O presidente da Colômbia, Ivan Duque, cumpre seu primeiro ano de mandato em meio ao rechaço cada vez maior da população à gestão do seu governo e ao pessimismo em torno do rumo assumido pela nação.

O resultado das últimas pesquisas de opinião mostra que 68% dos cidadãos não concorda com a situação atual e acredita que as autoridades não resolveram os principais problemas que atingem a sociedade, entre eles o desemprego e a corrupção.

Para 86%, o desemprego está se agravando. Hoje, esse índice é de 9,4%. No ano passado era de 9,1%. Aliás, em cidades como Quibdó e Valledupar a falta de emprego chegou a patamares críticos, com 20,3% e 16,2% respectivamente. Os jovens são os que mais sofrem a carência de oportunidades de trabalho. Na faixa etária de 18 a 28 anos o índice passou de 16,1% no trimestre abril – junho de 2018 a 17,2% no mesmo período deste ano.

A corrupção é outra das preocupações dos cidadãos na Colômbia, que não veem avanços no enfrentamento a esse antigo flagelo apesar de terem tido esperanças na gestão de Ivan Duque quando este assumiu o posto há um ano. Nem o exército escapa desse problema. Nas últimas semanas estão sendo investigados vários casos que têm a ver com o mal manejo de fundos e a venda de autorizações para portar armas.

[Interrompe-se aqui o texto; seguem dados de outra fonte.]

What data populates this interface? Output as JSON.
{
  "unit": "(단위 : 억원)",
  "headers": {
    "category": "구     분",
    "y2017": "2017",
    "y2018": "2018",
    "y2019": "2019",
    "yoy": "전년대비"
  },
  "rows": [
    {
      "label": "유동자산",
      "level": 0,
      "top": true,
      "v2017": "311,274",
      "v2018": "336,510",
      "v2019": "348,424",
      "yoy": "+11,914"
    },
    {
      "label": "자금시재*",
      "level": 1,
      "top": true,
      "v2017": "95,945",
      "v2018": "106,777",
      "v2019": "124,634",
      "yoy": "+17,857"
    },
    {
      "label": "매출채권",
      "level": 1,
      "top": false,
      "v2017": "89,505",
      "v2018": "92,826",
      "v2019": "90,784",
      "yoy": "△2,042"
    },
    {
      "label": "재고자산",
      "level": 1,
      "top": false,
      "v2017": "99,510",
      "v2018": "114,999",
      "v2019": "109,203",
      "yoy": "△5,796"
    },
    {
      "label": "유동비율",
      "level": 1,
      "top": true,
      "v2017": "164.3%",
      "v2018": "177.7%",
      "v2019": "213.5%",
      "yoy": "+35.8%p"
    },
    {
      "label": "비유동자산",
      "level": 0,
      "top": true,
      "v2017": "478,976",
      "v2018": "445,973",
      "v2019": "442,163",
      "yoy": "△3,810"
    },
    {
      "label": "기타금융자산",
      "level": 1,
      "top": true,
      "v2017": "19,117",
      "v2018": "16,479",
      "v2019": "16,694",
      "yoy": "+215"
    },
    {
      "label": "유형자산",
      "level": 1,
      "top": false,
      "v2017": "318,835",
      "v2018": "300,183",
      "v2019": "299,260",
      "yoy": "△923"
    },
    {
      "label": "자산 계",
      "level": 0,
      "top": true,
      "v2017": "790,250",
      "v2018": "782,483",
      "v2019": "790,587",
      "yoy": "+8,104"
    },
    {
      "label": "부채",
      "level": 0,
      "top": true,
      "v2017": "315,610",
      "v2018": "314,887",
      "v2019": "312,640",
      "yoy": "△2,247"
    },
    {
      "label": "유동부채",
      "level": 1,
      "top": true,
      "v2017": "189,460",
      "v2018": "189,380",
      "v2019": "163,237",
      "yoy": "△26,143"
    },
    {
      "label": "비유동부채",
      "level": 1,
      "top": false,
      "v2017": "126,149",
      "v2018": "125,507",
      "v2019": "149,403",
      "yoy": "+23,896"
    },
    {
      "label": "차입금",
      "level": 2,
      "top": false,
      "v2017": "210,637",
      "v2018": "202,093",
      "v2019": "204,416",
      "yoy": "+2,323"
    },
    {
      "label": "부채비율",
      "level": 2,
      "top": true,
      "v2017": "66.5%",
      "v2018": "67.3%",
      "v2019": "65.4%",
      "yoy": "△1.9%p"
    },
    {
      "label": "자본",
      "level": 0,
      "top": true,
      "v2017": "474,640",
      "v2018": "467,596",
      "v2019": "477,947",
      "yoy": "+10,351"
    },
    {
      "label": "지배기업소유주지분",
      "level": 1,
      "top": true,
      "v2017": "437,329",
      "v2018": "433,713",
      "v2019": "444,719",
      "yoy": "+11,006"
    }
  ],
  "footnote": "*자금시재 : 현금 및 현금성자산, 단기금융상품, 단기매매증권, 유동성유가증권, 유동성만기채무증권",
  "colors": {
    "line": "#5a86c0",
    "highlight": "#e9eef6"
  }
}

Nessa situação, o último projeto de lei com medidas contra a corrupção, amparado no referendo popular de agosto de 2018, afundou no Congresso.

Os colombianos também sofrem com a falta de segurança. A assinatura do acordo de paz entre o governo e a guerrilha das FARC – Forças Armadas Revolucionárias em novembro de 2016 gerou fortes expectativas nesse aspecto. Porem, o atual mandatário pouco tem feito para consolidar a paz necessária.

O país é sacudido constantemente pelo assassinato de líderes sociais, defensores dos direitos humanos e do meio ambiente, e ex-guerrilheiros engajados no processo de reincorporação à sociedade. Muitos dos que deixaram as armas têm sido vítimas de atentados, e inclusive alguns de seus familiares.

Os frequentes assassinatos tornam evidente a falta de garantias para os que apostaram na paz e ainda acreditam que é possível alcançá-la. A violência gera dúvidas sobre o interesse do governo em levar adiante um acordo que na época foi qualificado de histórico porque teria colocado ponto final a mais de 50 anos de conflito armado.

O Instituto para o Desenvolvimento e a Paz indicou que de janeiro de 2016 a julho de 2019 foram mortos na Colômbia quase 740 líderes sociais e defensores dos direitos humanos.

As notícias não são boas. Muitos consideram que o governo de Ivan Duque está mais preocupado com a situação em nações vizinhas do que com seu próprio país.